I think a number of countries have succesfully trialed method.

But what about reframing politics via the values of care, community and creativity? Won't politics with those values beat politics without any values every time? Let's think about this. Harris's main complaint about New Zealand politics is that it is dominated by neoliberal ideology. In his chapter on social infrastructure he talks about the homeless, and how we need to help them. And I agree. But when Harris challenges his own argument, as he frequently does, he writes about “hearing people on talkback radio” who say that the homeless are there because they've made bad choices, so we shouldn't help them. Harris reminds the reader that one of his cornerstone values is caring, and that politics should be about those values so we should agree with his policy solutions ( the homeless and “an end to public and political indifference to homelessness”).

But neoliberalism is more sophisticated than angry blokes on talkback radio, and Harris should realise this because he's written an entire book denouncing it. What a neoliberal economist or politician would say to his argument is: “Yes! We need values! Caring and community must be at the heart of politics and economics. That's why we need to understand that people respond to incentives, and make choices based on perceived consequences. If you minimise the individual cost of making bad choices by mitigating the consequences and transferring the cost of those choices to the community, more people will make bad choices, and the cost to the community will be much, much greater. By trying to help them you'll make many more lives worse, because you've encouraged more people to make bad choices, and you've made the lives of everyone else in the community much worse as well because they're meeting those higher costs. To truly honour those values of community and care we need to do the opposite of what Harris wants to do.”

One of the reasons Danyl can be such a good analyst if he understands how the other side thinks. He is right that those on the right will also say we want care, community and creativity. We just disagree on how to achieve them.

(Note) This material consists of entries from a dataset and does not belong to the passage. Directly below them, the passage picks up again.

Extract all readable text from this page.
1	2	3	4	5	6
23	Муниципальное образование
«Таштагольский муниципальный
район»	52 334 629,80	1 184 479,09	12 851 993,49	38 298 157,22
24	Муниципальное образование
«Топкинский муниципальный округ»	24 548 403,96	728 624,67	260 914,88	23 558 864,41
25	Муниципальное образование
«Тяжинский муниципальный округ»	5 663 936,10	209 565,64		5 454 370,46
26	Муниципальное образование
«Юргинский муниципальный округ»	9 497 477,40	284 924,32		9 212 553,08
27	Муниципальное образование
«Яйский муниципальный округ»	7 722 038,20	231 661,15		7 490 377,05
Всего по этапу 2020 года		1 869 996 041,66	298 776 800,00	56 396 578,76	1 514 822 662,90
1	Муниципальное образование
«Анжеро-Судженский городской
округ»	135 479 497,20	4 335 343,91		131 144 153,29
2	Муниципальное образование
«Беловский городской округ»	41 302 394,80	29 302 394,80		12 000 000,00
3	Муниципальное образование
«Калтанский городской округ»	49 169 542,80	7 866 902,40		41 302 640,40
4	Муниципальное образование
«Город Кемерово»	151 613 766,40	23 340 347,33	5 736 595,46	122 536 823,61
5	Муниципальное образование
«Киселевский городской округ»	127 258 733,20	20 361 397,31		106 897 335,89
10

Now everyone has values and everyone agrees on them and the debate is about the correct policies to support those values. This needs to be litigated, and the neoliberals – or their conservative or populists heirs – will respond with their own arguments and data, which many intelligent and reasonable people will find genuinely more convincing that those of the progressive left. Now we're in a world in which the left does not occupy the moral high ground because only they have values and everyone else is an idiot or a monster

Too many on the left do believe that they are the only ones with values, and the right are uncaring monsters or idiots.

As a result there's still an optimistic faith in those circles that the left's problems aren't institutional, or intellectual, or cultural, or social, but rather something that can be solved by finding just the right combination of clever words and metaphors to deploy against its foes.

All they need is a left version of Crosby Textor!

Politics is technocratic because modern societies are complex: many things could be better, but almost everything could be much, much worse, and all the high-minded values in the world are worthless if you can't keep the lights on.

People value an that provides them and their families and a decent income. They value hospitals and schools that are safe and trusted. An electricity system that keeps the power on, a communications network that connects them etc.